Лето того года подарило мне несколько свободных от съемок дней. Не знаю я, что такое королевский подарок, никогда его не видел, хотя и бывал на ленче у принцессы Маргарет — родной сестры английской королевы, — быть может, то, что я был приглашен, и есть королевский подарок? Очень может быть. Но те дни, что удалось мне побывать на юге, — поистине подарок королевский, иначе не могу о них сказать. И, получив эту возможность, почувствовал, как колыхнулась, заворочалась дремавшая, должно быть, до того охота — жажда к паразитическому существованию. И с воплем «к морю, фруктам, солнцу и...» я полетел к отдыхающей на юге семье. Мне удалось достать путевки в Дом творчества литераторов.

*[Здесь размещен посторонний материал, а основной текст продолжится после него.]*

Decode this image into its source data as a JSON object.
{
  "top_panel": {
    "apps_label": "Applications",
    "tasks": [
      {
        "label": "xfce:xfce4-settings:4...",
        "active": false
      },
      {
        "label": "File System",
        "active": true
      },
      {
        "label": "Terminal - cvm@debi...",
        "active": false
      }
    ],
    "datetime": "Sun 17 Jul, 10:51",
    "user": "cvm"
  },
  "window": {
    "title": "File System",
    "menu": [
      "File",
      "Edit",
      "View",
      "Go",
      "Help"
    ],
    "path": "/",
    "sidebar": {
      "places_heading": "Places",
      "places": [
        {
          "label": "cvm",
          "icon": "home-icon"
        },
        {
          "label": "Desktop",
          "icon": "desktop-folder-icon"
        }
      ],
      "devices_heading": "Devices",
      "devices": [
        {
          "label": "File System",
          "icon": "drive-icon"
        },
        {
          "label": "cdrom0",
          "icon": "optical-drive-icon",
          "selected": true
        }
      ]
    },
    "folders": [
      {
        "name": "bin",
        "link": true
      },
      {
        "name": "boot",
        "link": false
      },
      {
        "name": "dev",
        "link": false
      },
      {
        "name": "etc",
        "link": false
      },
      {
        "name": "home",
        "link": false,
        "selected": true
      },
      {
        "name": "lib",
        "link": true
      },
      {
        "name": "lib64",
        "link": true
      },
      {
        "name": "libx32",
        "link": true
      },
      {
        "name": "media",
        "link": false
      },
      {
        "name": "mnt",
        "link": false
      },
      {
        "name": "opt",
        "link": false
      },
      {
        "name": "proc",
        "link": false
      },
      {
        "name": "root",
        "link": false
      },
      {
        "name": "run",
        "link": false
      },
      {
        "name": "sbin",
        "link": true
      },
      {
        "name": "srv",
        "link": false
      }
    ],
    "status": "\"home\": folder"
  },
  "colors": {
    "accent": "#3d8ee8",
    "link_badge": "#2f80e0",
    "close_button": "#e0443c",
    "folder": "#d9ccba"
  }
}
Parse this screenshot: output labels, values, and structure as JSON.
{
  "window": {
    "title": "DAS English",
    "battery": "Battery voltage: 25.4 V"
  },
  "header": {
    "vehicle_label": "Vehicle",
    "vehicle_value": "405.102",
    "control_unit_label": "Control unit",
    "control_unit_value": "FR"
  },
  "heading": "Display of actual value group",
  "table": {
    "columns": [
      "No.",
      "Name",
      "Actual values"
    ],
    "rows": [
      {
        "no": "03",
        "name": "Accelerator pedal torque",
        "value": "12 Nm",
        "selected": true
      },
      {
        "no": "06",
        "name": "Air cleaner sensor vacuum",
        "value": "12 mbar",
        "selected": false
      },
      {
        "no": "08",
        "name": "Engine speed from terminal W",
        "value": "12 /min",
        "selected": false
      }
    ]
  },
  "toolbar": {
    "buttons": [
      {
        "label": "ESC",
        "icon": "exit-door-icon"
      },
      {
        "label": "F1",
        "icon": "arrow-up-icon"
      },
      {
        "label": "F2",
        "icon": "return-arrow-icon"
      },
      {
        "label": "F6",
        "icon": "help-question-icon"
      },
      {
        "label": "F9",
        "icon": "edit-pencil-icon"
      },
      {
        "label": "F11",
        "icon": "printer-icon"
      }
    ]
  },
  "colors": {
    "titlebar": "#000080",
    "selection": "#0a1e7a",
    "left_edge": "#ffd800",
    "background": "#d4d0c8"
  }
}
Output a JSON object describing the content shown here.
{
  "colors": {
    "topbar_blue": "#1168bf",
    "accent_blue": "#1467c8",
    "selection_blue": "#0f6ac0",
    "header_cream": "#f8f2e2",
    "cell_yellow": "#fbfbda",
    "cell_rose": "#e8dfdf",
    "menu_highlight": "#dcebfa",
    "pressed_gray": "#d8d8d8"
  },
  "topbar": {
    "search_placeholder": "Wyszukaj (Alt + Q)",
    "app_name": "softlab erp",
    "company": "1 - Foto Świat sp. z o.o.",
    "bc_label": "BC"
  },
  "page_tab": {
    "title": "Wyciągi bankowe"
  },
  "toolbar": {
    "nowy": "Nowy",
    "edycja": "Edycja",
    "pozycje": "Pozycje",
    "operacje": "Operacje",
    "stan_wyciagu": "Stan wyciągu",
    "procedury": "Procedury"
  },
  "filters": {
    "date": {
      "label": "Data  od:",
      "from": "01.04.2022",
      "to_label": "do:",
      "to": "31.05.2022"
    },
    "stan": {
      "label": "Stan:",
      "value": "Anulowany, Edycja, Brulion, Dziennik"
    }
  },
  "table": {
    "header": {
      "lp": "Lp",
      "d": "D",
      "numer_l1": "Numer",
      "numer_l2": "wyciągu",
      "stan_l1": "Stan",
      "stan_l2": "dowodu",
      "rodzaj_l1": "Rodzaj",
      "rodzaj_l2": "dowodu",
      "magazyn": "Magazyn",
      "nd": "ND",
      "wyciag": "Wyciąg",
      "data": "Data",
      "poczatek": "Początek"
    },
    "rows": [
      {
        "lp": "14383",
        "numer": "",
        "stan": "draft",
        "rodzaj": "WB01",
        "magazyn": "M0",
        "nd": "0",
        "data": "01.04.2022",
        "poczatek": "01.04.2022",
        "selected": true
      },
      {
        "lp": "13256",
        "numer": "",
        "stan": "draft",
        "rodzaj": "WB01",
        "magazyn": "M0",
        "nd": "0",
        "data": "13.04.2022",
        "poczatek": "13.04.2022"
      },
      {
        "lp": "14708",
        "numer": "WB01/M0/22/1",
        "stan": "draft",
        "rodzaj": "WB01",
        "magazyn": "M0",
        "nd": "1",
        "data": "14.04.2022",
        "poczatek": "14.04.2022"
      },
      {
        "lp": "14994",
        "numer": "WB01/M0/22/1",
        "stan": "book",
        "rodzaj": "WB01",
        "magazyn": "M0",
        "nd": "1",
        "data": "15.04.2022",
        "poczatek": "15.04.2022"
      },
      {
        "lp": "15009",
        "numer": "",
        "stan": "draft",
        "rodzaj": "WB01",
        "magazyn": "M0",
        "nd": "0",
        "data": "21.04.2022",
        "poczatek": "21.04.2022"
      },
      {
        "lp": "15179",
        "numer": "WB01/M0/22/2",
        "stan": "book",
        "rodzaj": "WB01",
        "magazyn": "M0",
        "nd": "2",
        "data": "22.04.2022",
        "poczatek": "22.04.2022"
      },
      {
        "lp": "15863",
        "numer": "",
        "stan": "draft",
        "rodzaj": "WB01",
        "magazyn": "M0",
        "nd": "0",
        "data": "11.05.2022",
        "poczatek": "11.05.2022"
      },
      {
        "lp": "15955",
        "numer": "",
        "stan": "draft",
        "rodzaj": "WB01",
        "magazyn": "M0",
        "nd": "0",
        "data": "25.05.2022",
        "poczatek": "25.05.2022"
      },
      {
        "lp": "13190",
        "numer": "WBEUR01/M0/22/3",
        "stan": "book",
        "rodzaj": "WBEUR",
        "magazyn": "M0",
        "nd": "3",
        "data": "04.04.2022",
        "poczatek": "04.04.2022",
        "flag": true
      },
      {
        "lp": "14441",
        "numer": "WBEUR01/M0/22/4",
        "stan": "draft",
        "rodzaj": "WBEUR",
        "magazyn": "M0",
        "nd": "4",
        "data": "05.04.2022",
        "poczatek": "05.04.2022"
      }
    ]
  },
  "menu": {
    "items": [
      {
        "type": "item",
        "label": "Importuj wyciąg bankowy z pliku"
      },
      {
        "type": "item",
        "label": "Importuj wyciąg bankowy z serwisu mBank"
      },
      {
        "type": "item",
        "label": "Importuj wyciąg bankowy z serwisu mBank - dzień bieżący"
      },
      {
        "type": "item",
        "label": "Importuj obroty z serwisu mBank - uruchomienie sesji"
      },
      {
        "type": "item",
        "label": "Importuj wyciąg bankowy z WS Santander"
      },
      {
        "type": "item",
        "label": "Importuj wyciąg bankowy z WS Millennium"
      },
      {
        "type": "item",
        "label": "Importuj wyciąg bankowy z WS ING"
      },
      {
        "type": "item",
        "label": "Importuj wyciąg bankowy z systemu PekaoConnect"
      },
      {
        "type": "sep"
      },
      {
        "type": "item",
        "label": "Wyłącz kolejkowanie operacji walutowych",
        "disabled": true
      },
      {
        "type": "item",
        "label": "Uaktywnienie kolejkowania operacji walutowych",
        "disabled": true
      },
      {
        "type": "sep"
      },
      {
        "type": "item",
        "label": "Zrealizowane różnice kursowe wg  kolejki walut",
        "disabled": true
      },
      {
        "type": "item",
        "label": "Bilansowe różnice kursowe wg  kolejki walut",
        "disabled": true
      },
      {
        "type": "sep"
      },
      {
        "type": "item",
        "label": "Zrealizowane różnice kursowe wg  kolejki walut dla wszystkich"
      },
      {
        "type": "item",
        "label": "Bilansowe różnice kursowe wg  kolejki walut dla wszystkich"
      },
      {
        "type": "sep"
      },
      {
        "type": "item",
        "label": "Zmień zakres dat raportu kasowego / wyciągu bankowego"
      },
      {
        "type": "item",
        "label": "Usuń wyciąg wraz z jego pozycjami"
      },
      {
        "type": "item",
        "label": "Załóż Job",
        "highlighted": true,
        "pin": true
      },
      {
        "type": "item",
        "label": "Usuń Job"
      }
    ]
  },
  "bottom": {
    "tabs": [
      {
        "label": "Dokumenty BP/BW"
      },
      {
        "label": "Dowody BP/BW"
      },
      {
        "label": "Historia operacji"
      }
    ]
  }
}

Море! Наша Машка, перед тем как полететь на юг, вдруг соотнесла себя в пространстве: «У моря, наверное, я буду совсем маленькая?» Ей тогда было четыре с половиной года. Как она удивительно права! У моря все мы дети. Вернее, все мы, взрослые, становимся детьми. Вдруг появляется желание играть, барахтаться в воде — кто дальше заплывет, кто нырнет глубже, достанешь ли со дна ракушки и, наглотавшись солено-йодистой воды до глухоты, позаложив ушные перепонки, забыв о мудрости веков «труд создал человека», будешь прыгать на одной ноге, как девочка, играющая в «классы», чтобы вернуть, восстановить связь, прерванную с миром, и вылить из ушей морскую воду, согретую твоим теплом.
Вспоминаю более сложное время — война, наша часть после форсирования Вислы в районе Непорента (помню точно лишь название, а что это — лес, селение или просто местность — не знаю) прошла маршем многие десятки километров на северо-запад, затем круто повернула на восток, и командиры сказали, что через шесть-восемь дней, если мы будем двигаться все так же, как сейчас, мы увидим море. В это время, идя быстрым маршем, мы пленили многих — или пленяли, в общем брали в плен, пожалуй, так будет вернее, — немцев, каждый из которых серьезно и с тоской говорил: «Алес капут», «Гитлер капут», «Их бин коммунист, камраден». Все мы жили одним: близким концом войны, а теперь еще прибавилось какое-то праздничное и волшебное ощущение скорой встречи с морем. Это был март сорок пятого года. Два года чудовищной, изнурительной, изматывающей фронтовой жизни не смогли убить невероятного желания жить, радости весны, близкой победы... Должно быть, организм втянулся и привык, найдя вполне возможным жить и развиваться в окопах, в боях, в походах, сжиматься несколько, из окружения выходя, и радоваться любой минуте отдыха, и, спать ложась в окоп, благодарить судьбу за трудный день, что завершился жизнью и доброй темной ночью.
Какое счастье — мы побеждаем зло, фашизм. Мы будем жить. Мы дали людям жизнь. И мы спасли весь мир. Мы будем жить. Свободны будем мы. И так будет всегда. А там, за сопками, за тем горизонтом, будет море. Как выглядит оно? Всегдашняя загадка — почему оно так тянет к себе?